- Born: Antonio Tavira y Almazán 30 September 1737 Iznatoraf (Jaén), Spain
- Died: 7 January 1807 (aged 69) Salamanca, Spain

Seat A of the Real Academia Española
- In office 23 November 1775 – 7 January 1807
- Preceded by: José Abreu Bertodano
- Succeeded by: Eugenio de la Peña

= Antonio Tavira y Almazán =

Antonio Tavira y Almazán, (Iznatoraf, Jaén, 30 September 1737 - Salamanca, 7 January 1807). A member of the Royal Spanish Academy from 1775 to 1807. Famous archeologist who found visigothic remains, near Cabezo del Griego, described since then as Segobriga. He had some clashes with the Spanish Inquisition, related to the regalist wishes of King Carlos IV of Spain to give to the bishop's jurisdiction on the annulment of marriages, he was also the Honorary Chaplain of King Charles III of Spain since 1772, aged 36. A Knight and a Prior of the Military Order of Santiago in Uclés, province of Cuenca, (1788–1789), Bishop of Canarias, (1791–1796), Bishop of Osma, (1796–1798), Bishop of Salamanca, (1798–1807).

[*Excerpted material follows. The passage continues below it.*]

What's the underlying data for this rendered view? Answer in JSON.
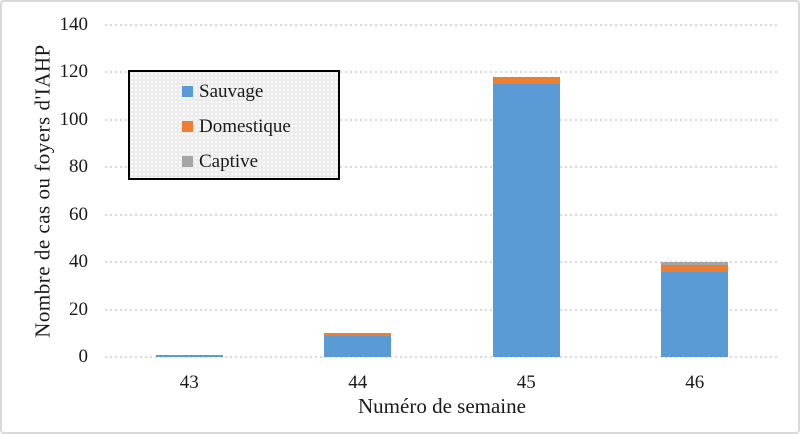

He was a very close friend of Minister Gaspar Melchor de Jovellanos, suspicious of the Spanish Inquisitors at the end of the 18th century whom he suspected of incompetence and connivence with the French regalist, "constitutionalist" and "bonapartist" Bishop Henry Grégoire, Abbé Grégoire, (Vého, (Trois-Évêchés), near Lunéville, France, 4 December 1750 - Paris, 20 May 1831).

He was ordained a bishop of Salamanca, (perhaps), Catholic Bishop of Maximionopolis, Palestine, by the Scottish Priest Alexander Cameron, ( Braemar, Aberdeenshire, 28 July 1747 - Bishop of Maximionopolis, Palestine by Tavira 28 October 1798- Vicar Apostolic of Lowland District, around Edinburgh, Scotland, Great Britain, 24 August 1805 - 20 August 1825 Retired - died 7 February 1828, aged 80).